“Isle of Dogs,” set 20 years in the future in Japan, tells the tale of a young boy going in search of his dog, Spots, who along with all other canines of Megasaki City was expelled to Trash Island after an outbreak of dog virus that threatened the city’s humans -- including its cat-loving leadership.
Cranston told ABC News he jumped at the chance to star in the film owing to its creator. “The only two words my agent had to utter were ‘Wes Anderson,’" he quipped.
While the story touches on the bond between humans and their canine companions, it goes beyond that to offer a poignant social critique that addresses rapid technological advancement, environmental degradation and even government-led conspiracies.

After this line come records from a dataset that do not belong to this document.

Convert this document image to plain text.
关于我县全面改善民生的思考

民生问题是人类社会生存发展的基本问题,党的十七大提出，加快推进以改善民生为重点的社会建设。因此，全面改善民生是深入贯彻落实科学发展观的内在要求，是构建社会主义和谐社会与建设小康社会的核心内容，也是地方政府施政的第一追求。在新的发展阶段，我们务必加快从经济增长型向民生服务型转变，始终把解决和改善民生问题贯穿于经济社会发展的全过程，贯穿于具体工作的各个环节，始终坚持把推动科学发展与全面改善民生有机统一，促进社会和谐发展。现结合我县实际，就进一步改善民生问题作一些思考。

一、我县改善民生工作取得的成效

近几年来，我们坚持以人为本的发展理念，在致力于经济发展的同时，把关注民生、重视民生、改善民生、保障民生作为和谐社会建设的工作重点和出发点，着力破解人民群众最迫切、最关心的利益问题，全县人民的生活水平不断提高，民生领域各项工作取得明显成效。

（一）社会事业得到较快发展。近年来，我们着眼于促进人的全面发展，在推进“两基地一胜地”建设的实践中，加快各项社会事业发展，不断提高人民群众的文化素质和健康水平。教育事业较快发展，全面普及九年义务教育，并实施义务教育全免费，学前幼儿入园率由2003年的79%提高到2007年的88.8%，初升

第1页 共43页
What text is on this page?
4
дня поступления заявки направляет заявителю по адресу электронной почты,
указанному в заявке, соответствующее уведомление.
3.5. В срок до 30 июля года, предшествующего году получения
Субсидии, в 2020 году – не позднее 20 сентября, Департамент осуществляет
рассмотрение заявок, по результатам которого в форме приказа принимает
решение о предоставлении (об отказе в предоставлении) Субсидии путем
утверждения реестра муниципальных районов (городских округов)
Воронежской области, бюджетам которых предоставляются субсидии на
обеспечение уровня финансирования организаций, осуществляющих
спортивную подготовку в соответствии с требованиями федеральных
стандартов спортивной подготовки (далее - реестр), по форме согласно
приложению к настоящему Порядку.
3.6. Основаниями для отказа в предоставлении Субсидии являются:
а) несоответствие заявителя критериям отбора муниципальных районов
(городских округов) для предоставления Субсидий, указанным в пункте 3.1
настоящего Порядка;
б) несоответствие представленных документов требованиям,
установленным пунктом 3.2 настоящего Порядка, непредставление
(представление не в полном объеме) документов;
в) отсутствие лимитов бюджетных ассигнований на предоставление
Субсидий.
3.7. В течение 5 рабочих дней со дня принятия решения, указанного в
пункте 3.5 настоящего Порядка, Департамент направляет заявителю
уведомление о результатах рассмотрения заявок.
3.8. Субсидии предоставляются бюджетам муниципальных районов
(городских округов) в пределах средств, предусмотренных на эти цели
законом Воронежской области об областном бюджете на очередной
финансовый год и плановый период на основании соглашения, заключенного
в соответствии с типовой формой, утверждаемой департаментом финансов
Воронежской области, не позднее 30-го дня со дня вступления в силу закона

“This story is intrinsically beautiful and important and relevant to the times,” said Cranston. “There are themes of fear-mongering, themes of isolationism, segregation of people and xenophobia, immigration. Wes is an American director, but his storytelling is universal.”
Among the ensemble of actors is Schreiber, who voices the furry character, Spots. He recorded his voice-overs in just two hours.
“It was nerve-wracking because I wanted very much to impress Wes and had a very limited time to do so,” the actor told ABC News.
Murray, who has appeared in all of Anderson’s films and stars in "Isle of Dogs" as a former baseball mascot named Boss, joked that his appearance in the film was probably just an economical casting choice.
"I’m cheap," he said. "I don’t make a lot of trouble and there’s not much you can do with me in hair and makeup.”
"Isle of Dogs," which hits U.S. theaters on March 23, premiered at the Berlin International Film Festival in Germany. It's the first time the city's 68-year-old festival has featured an animated film on opening night.
But many are calling it a solid choice as the film shines thanks to Anderson's attention to detail. Among these are the 1,000 puppets that appear in the film, some of which took as long as 16 weeks to build.
The film has a largely traditional format, with 3-D figures and objects painstakingly moved frame by frame, a process that can take years. In “Isle of Dog,s” only a few seconds of film were shot per day.
Anderson shuns computer-generated, or CG animation, which creates effects digitally. Instead he chose to have every cloud, lamp post, and building made by hand.
“It’s an old-fashioned technique in the first place...but we push that as far as we can push it," Anderson told the press ahead of the screening. "We try to do everything we can in a camera, and I don’t think there’s anything in the whole movie that you would really call CG.”